Asteroids have been hot this week. Just days after discovering the first asteroid with rings, astronomers reported the discovery of a new dwarf planet that orbits farther from the sun than anything else ever seen. It’s called 2012 VP113, but the discovery team prefers the more playful ‘VP’ or ‘Biden’ for short.
2012 VP113 gets no closer than 7.4 billion miles or 80 times Earth’s distance from the sun. That’s more than twice Pluto’s distance. But the mind reels when you realize that 2012 VP113 loops out to 44 billion miles (70 billion km) distance when at it most distant point from the sun plying an orbit that takes 4,000 years to complete!
Assuming average reflectivity, 2012 VP113 is 280 miles (450 kilometers) in diameter, potentially placing it in the dwarf planet category like Pluto and several other largish solar system objects too small to be planets but large enough for gravity to have crunched them into spherical shapes.
‘Biden’ joins the previous distance record holder, Sedna, as one of only two bodies found in the inner Oort Cloud, a reservoir comets, some of which eventually find their way into the inner solar system to the delight of skywatchers.
“The detection of 2012 VP113 confirms that Sedna is not an isolated object; instead, both bodies may be members of the inner Oort Cloud, whose objects could outnumber all other dynamically stable populations in the Solar System,” authors Scott Sheppard and Chadwick Trujillo wrote in their discovery paper, published this week in Nature.

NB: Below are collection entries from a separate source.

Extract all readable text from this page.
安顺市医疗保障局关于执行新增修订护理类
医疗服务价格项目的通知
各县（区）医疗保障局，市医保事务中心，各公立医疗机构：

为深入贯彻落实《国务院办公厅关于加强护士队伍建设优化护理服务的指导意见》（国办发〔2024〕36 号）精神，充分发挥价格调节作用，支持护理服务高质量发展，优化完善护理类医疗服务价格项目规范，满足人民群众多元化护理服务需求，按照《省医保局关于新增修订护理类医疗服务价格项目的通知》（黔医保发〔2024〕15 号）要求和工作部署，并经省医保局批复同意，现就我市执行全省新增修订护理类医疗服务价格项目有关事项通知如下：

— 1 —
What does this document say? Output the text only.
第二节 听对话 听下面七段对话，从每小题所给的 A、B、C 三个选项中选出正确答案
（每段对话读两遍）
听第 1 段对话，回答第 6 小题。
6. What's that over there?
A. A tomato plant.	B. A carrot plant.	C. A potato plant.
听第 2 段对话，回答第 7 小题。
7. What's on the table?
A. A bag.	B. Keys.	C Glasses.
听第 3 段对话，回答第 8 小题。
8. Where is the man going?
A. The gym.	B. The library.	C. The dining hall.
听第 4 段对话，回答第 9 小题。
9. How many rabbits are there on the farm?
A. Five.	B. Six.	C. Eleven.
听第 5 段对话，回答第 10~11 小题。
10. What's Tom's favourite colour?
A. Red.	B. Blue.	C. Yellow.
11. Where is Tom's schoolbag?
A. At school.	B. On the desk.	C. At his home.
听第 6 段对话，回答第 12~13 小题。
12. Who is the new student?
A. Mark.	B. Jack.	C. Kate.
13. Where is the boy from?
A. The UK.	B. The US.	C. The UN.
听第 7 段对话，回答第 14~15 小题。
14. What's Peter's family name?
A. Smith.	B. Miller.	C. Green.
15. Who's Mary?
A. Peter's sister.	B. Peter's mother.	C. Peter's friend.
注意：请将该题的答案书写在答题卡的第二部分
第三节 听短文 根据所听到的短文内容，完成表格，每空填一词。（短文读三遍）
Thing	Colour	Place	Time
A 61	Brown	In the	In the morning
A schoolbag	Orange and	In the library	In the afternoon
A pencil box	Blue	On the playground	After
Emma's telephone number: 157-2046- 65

The known solar system is divided into half a dozen zones: the inner, rocky planets which includes the Earth; the inner asteroid belt where the traditional rocky asteroids reside; the giant outer planets; the Kuiper Belt, reaching from 2.8-4.6 billion miles from the sun, that includes Pluto and countless other icy asteroids; the inner Oort Cloud that Sedna and ‘Biden’ call home and finally the remote outer Oort Cloud located between 5,000 and 100,000 times Earth’s distance from the sun.
Billions of icy, inert comets are believed to exist in this last, more remote region of the solar system. Disturbed by the gravity of passing stars, Oort Cloud comets can “drop in” to the inner solar system. Their orbital periods can easily be a million years or longer.

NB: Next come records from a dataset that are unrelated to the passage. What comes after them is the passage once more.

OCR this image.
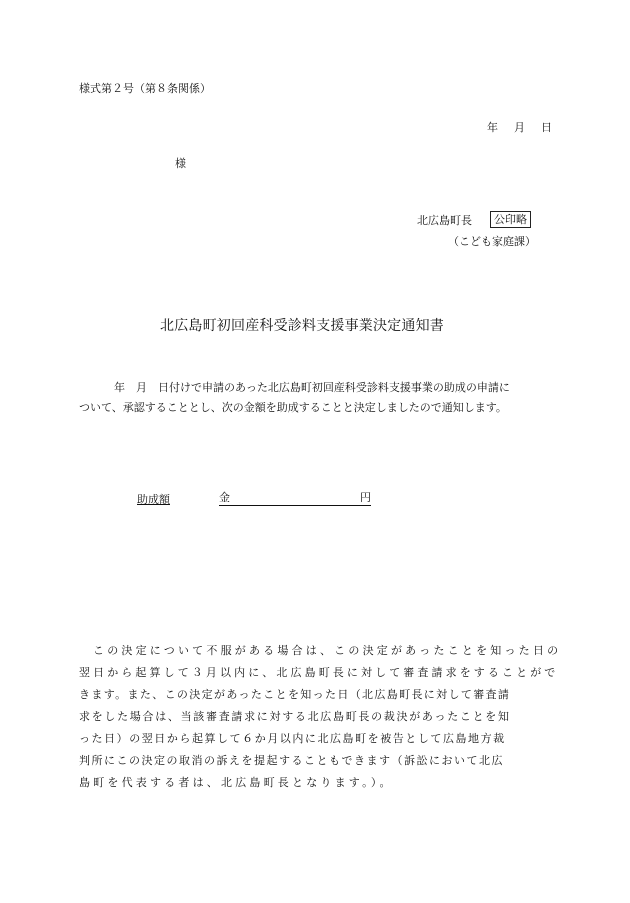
様式第２号（第８条関係）
年 月 日
様
北広島町長	公印略
（こども家庭課）
北広島町初回産科受診料支援事業決定通知書
年　月　日付けで申請のあった北広島町初回産科受診料支援事業の助成の申請に
ついて、承認することとし、次の金額を助成することと決定しましたので通知します。
助成額	金	円
この決定について不服がある場合は、この決定があったことを知った日の
翌日から起算して３月以内に、北広島町長に対して審査請求をすることがで
きます。また、この決定があったことを知った日（北広島町長に対して審査請
求をした場合は、当該審査請求に対する北広島町長の裁決があったことを知
った日）の翌日から起算して６か月以内に北広島町を被告として広島地方裁
判所にこの決定の取消の訴えを提起することもできます（訴訟において北広
島町を代表する者は、北広島町長となります。）。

But back to 2012 VP113 and Sedna. Because only a tiny amount of sky has been examined for faint objects like these two planetary dwarfs,Trujillo and Sheppard estimate that some 900 objects with similar orbits and up to 620 miles (1000 km) across are still waiting to be found.
The total population of the inner Oort Cloud may be even larger than the inner asteroid belt and Kuiper Belt combined. Most intriguingly, some of these objects could be as big as Earth or Mars. Only their extreme faintness makes their discovery a painstaking process, says Sheppard.

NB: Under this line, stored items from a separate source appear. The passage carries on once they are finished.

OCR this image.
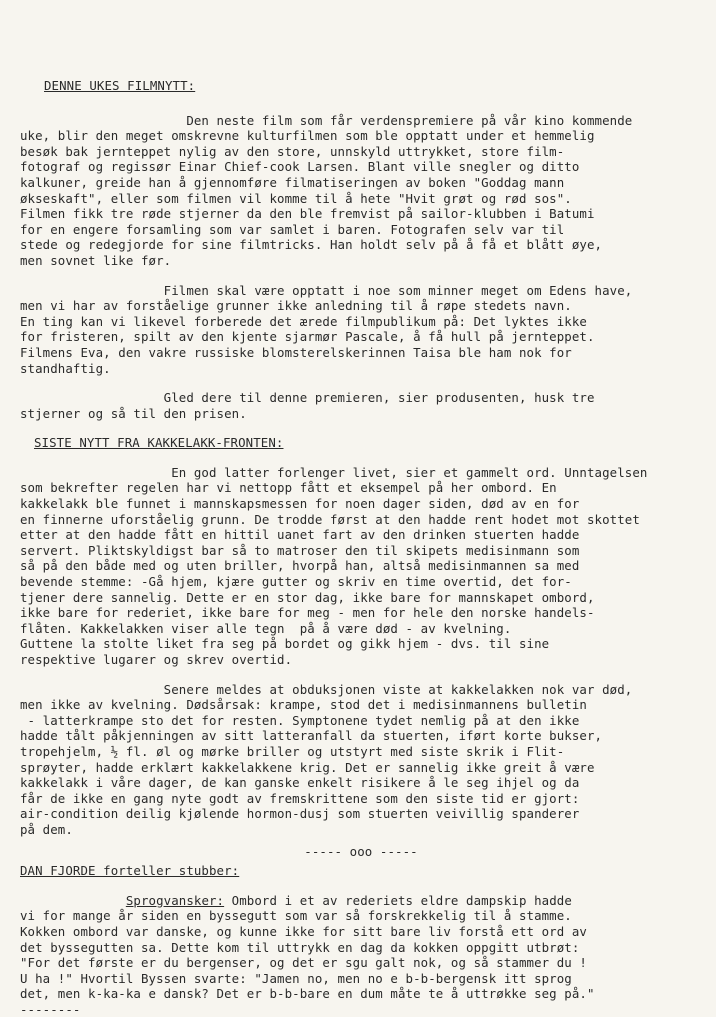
DENNE UKES FILMNYTT:
Den neste film som får verdenspremiere på vår kino kommende
uke, blir den meget omskrevne kulturfilmen som ble opptatt under et hemmelig
besøk bak jernteppet nylig av den store, unnskyld uttrykket, store film-
fotograf og regissør Einar Chief-cook Larsen. Blant ville snegler og ditto
kalkuner, greide han å gjennomføre filmatiseringen av boken "Goddag mann
økseskaft", eller som filmen vil komme til å hete "Hvit grøt og rød sos".
Filmen fikk tre røde stjerner da den ble fremvist på sailor-klubben i Batumi
for en engere forsamling som var samlet i baren. Fotografen selv var til
stede og redegjorde for sine filmtricks. Han holdt selv på å få et blått øye,
men sovnet like før.
Filmen skal være opptatt i noe som minner meget om Edens have,
men vi har av forståelige grunner ikke anledning til å røpe stedets navn.
En ting kan vi likevel forberede det ærede filmpublikum på: Det lyktes ikke
for fristeren, spilt av den kjente sjarmør Pascale, å få hull på jernteppet.
Filmens Eva, den vakre russiske blomsterelskerinnen Taisa ble ham nok for
standhaftig.
Gled dere til denne premieren, sier produsenten, husk tre
stjerner og så til den prisen.
SISTE NYTT FRA KAKKELAKK-FRONTEN:
En god latter forlenger livet, sier et gammelt ord. Unntagelsen
som bekrefter regelen har vi nettopp fått et eksempel på her ombord. En
kakkelakk ble funnet i mannskapsmessen for noen dager siden, død av en for
en finnerne uforståelig grunn. De trodde først at den hadde rent hodet mot skottet
etter at den hadde fått en hittil uanet fart av den drinken stuerten hadde
servert. Pliktskyldigst bar så to matroser den til skipets medisinmann som
så på den både med og uten briller, hvorpå han, altså medisinmannen sa med
bevende stemme: -Gå hjem, kjære gutter og skriv en time overtid, det for-
tjener dere sannelig. Dette er en stor dag, ikke bare for mannskapet ombord,
ikke bare for rederiet, ikke bare for meg - men for hele den norske handels-
flåten. Kakkelakken viser alle tegn  på å være død - av kvelning.
Guttene la stolte liket fra seg på bordet og gikk hjem - dvs. til sine
respektive lugarer og skrev overtid.
Senere meldes at obduksjonen viste at kakkelakken nok var død,
men ikke av kvelning. Dødsårsak: krampe, stod det i medisinmannens bulletin
- latterkrampe sto det for resten. Symptonene tydet nemlig på at den ikke
hadde tålt påkjenningen av sitt latteranfall da stuerten, iført korte bukser,
tropehjelm, ½ fl. øl og mørke briller og utstyrt med siste skrik i Flit-
sprøyter, hadde erklært kakkelakkene krig. Det er sannelig ikke greit å være
kakkelakk i våre dager, de kan ganske enkelt risikere å le seg ihjel og da
får de ikke en gang nyte godt av fremskrittene som den siste tid er gjort:
air-condition deilig kjølende hormon-dusj som stuerten veivillig spanderer
på dem.
----- ooo -----
DAN FJORDE forteller stubber:
Sprogvansker: Ombord i et av rederiets eldre dampskip hadde
vi for mange år siden en byssegutt som var så forskrekkelig til å stamme.
Kokken ombord var danske, og kunne ikke for sitt bare liv forstå ett ord av
det byssegutten sa. Dette kom til uttrykk en dag da kokken oppgitt utbrøt:
"For det første er du bergenser, og det er sgu galt nok, og så stammer du !
U ha !" Hvortil Byssen svarte: "Jamen no, men no e b-b-bergensk itt sprog
det, men k-ka-ka e dansk? Det er b-b-bare en dum måte te å uttrøkke seg på."
--------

The similarity in the orbits of Sedna, 2012 VP113 and several other objects in the Kuiper Belt suggests that an unknown massive body perhaps even larger than Earth exerts a gravitational influence on the bunch. But before Planet X aficionados jump out of their seats, don’t forget the results of NASA’s WISE satellite survey. Seeing the sky in infrared light, which can reveal even cold, dark objects at great distances across the solar system, nothing even close to a planet-sized object was discovered.
WISE’s two complete infrared sweeps of the sky found that no object the size of Saturn or larger exists out to a distance of 930 billion miles from the sun and no object larger than Jupiter exists out to 2.4 trillion miles. That doesn’t negate the possibility that something Earth-sized remains hidden in that profound darkness.
Who knows?? What’s perhaps most fascinating in all of this is how our view of the solar system has matured from nine planets to a much more complex place with room for many more possibilities than we might have imagined a generation ago.